"Here I am," he replied.
2 Then God said, "Take your son, your only son, Isaac, whom you love, and go to the region of Moriah. Sacrifice him there as a burnt offering on one of the mountains I will tell you about."
3 Early the next morning Abraham got up and saddled his donkey. He took with him two of his servants and his son Isaac. When he had cut enough wood for the burnt offering, he set out for the place God had told him about. 4 On the third day Abraham looked up and saw the place in the distance. 5 He said to his servants, "Stay here with the donkey while I and the boy go over there. We will worship and then we will come back to you."
6 Abraham took the wood for the burnt offering and placed it on his son Isaac, and he himself carried the fire and the knife. As the two of them went on together, 7 Isaac spoke up and said to his father Abraham, "Father?"
"Yes, my son?" Abraham replied.
"The fire and wood are here," Isaac said, "but where is the lamb for the burnt offering?"
8 Abraham answered, "God himself will provide the lamb for the burnt offering, my son." And the two of them went on together.
9 When they reached the place God had told him about, Abraham built an altar there and arranged the wood on it.

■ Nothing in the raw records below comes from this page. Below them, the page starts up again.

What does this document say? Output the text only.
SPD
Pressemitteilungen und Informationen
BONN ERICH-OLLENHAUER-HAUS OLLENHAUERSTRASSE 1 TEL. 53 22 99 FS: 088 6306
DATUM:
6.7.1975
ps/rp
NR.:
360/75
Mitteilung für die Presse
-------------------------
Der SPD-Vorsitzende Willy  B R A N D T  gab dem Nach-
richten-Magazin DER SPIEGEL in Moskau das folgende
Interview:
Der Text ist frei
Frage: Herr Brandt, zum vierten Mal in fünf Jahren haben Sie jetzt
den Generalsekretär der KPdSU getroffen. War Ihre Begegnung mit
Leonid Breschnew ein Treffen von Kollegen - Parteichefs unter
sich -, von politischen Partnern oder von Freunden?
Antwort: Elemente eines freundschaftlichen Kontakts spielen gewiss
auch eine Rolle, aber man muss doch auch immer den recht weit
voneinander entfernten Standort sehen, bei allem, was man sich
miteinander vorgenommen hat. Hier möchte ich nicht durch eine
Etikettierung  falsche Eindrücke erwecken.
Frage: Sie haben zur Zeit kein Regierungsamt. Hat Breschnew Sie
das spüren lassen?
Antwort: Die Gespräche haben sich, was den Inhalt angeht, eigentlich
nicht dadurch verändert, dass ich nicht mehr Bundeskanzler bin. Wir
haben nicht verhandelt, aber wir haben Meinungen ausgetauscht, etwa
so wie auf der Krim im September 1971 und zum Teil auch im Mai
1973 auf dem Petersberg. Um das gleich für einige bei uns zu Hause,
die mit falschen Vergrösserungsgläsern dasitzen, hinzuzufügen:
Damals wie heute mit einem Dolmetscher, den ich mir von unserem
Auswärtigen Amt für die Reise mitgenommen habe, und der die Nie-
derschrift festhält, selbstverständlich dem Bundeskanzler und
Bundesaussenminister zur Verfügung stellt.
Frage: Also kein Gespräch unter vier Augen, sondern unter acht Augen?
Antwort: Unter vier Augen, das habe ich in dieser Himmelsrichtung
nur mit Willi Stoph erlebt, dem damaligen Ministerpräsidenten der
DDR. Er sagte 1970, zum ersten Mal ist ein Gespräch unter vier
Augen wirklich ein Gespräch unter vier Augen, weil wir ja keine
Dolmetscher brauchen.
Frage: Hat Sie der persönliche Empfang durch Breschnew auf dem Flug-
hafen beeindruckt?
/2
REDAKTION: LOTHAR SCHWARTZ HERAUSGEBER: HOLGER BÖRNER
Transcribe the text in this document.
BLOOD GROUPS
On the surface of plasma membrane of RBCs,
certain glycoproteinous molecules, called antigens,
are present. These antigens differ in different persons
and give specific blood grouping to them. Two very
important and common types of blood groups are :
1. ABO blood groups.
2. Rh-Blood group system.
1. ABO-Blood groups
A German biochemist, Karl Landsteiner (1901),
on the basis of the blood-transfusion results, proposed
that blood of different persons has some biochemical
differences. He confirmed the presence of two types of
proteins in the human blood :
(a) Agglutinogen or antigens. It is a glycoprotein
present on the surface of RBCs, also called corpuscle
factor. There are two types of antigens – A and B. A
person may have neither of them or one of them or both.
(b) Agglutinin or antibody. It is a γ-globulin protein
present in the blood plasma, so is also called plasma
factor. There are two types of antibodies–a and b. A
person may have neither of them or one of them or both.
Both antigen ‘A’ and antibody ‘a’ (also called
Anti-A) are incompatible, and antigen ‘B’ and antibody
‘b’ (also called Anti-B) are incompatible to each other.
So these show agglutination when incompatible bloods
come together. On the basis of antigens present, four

He bound his son Isaac and laid him on the altar, on top of the wood. 10 Then he reached out his hand and took the knife to slay his son. 11 But the angel of the LORD called out to him from heaven, "Abraham! Abraham!"
"Here I am," he replied.
12 "Do not lay a hand on the boy," he said. "Do not do anything to him. Now I know that you fear God, because you have not withheld from me your son, your only son."
13 Abraham looked up and there in a thicket he saw a ram [a] caught by its horns. He went over and took the ram and sacrificed it as a burnt offering instead of his son. 14 So Abraham called that place The LORD Will Provide. And to this day it is said, "On the mountain of the LORD it will be provided."
I've gone through this passage a lot in my life, and either you brush over it without much thought or emotion, or you stop and wonder what Abraham was thinking. Did he know that this was a test, and that God would deliver him? Why would he obey?Abraham cried the whole way up the mountain. And he didn't know it was a test. He got a command directly from God - an irrefutable command - and so he somberly began to carry it out. And he cried a lot. He cried over the lost dreams of time with his son. He cried over the impossible thought of bringing harm to a loved one.
There was solace in God's promises, but then again, Isaac was the fulfillment of one of those promises. What was going on? Abraham didn't struggle to understand. He struggled to breathe.
And he struggled to even look at Isaac. Looking at Isaac would make obedience even harder. But then not looking at Isaac when it was the last moment he was going to be alive would be equally as painful. So he wept as he peeked over at his son.
And then his mind would flit to the actual act. Should he use this knife? Smother him? One clean stroke - and then he'd catch himself thinking about his son's death, and he would become nauseous. Somehow he had been asked to assume a higher level of obedience, and he wasn't ready. But he trudged onward.
Isaac asked the question, I think, to kind of wake his dad up from his tears. He saw Abraham was upset and thought he'd ask a basic question, maybe snap him out of his funk. But in this moment of obedience, even the most normal questions have a terrible weight.
Isaac still didn't get it, probably not even when he was laid on top of the wood. I doubt he feared. His father wouldn't hurt him. And Abraham wished he didn't have to. Is there a way to fulfill God's promise without my child hurting? Is this up to me?
The knife was held high. It's blade caught the sun. Abraham shook in tears and gasped for a breath, for any strength to obey. Isaac's big eyes met his father's.